Just hours later, the Catholic Church rejected the plan.
{mosads}Obama’s compromise, the US Conference of Catholic Bishops (USCCB) said Friday, “continues to involve needless government intrusion in the internal governance of religious institutions, and to threaten government coercion of religious people and groups to violate their most deeply held convictions.”
“In a nation dedicated to religious liberty as its first and founding principle, we should not be limited to negotiating within these parameters,” the bishops said in a lengthy statement. “The only complete solution to this religious liberty problem is for HHS [the Health and Human Services Department] to rescind the mandate of these objectionable services.”
The bishops also pushed back against Obama’s assertion, made Friday, that he’s been in direct contact with Catholic leaders “from the very beginning of this process.” The bishops said they weren’t a part of any recent talks.
“We just received information about this proposal for the first time this morning,” the USCCB said. “We were not consulted in advance.”
The bishops are calling on Congress to pass legislation to rescind the birth-control mandate – a course House Republican leaders are still vowing to take.
At issue is a provision of the Democrats’ healthcare reform law requiring employers to provide free preventive-care services to workers – a category HHS has deemed will include contraception for women. The administration exempted churches, but not church-based charities, universities and hospitals.
The distinction caused an outcry in recent weeks from Republicans, some Democrats and religious groups, particularly the Catholic Church. The mandate, the critics argue, infringes on religious freedoms by forcing church-backed entities to pay for contraceptive services they find morally objectionable.
The backlash caused Obama to tweak the mandate Friday so that contraceptive services remain both available and free, but the cost will shift from the church-based employer to the employer’s healthcare plan.

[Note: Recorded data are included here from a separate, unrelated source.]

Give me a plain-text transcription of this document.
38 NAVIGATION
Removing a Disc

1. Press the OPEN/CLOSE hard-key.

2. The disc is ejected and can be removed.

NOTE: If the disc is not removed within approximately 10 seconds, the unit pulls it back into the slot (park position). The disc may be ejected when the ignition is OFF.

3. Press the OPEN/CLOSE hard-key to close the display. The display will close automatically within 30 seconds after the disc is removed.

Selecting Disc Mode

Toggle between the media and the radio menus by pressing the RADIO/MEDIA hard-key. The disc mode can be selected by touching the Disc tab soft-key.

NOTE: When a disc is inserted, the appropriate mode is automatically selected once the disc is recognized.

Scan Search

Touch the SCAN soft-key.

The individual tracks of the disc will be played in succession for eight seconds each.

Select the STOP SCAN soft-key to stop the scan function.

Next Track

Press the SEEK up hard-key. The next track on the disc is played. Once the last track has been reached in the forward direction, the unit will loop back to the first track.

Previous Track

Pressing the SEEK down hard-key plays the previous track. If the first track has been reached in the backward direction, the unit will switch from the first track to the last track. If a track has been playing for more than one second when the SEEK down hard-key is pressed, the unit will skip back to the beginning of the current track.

Obama said the compromise represents “an equitable solution that protects religious liberty and ensures that every woman has access to the care that she needs.”
“Whether you’re a teacher, or a small businesswoman, or a nurse or a janitor, no woman’s health should depend on who she is or where she works or how much money she makes,” Obama said during a press briefing in the White House. “Every woman should be in control of the decisions that affect her own health – period.”
Reproductive healthcare groups and many Democrats were quick to welcome the compromise, noting that it retains women’s access to free contraception services – one of chief complaints of the USCCB.
The bishops also reject the idea that, under the compromise, contraception services would be provided “as a part of the employer’s policy, not as a separate rider.”
GOP leaders, meanwhile, are lining up behind the bishops.
“The President should take up the Bishops’ offer to find a resolution that respects all Americans’ Constitutional rights,” Michael Steel, spokesman for House Speaker John Boehner (R-Ohio), said in an email.
Behind Rep. Fred Upton (R-Mich.), chairman of the House Energy and Commerce Committee, GOP leaders will move forward with legislation “that achieves that same goal,” Steel said.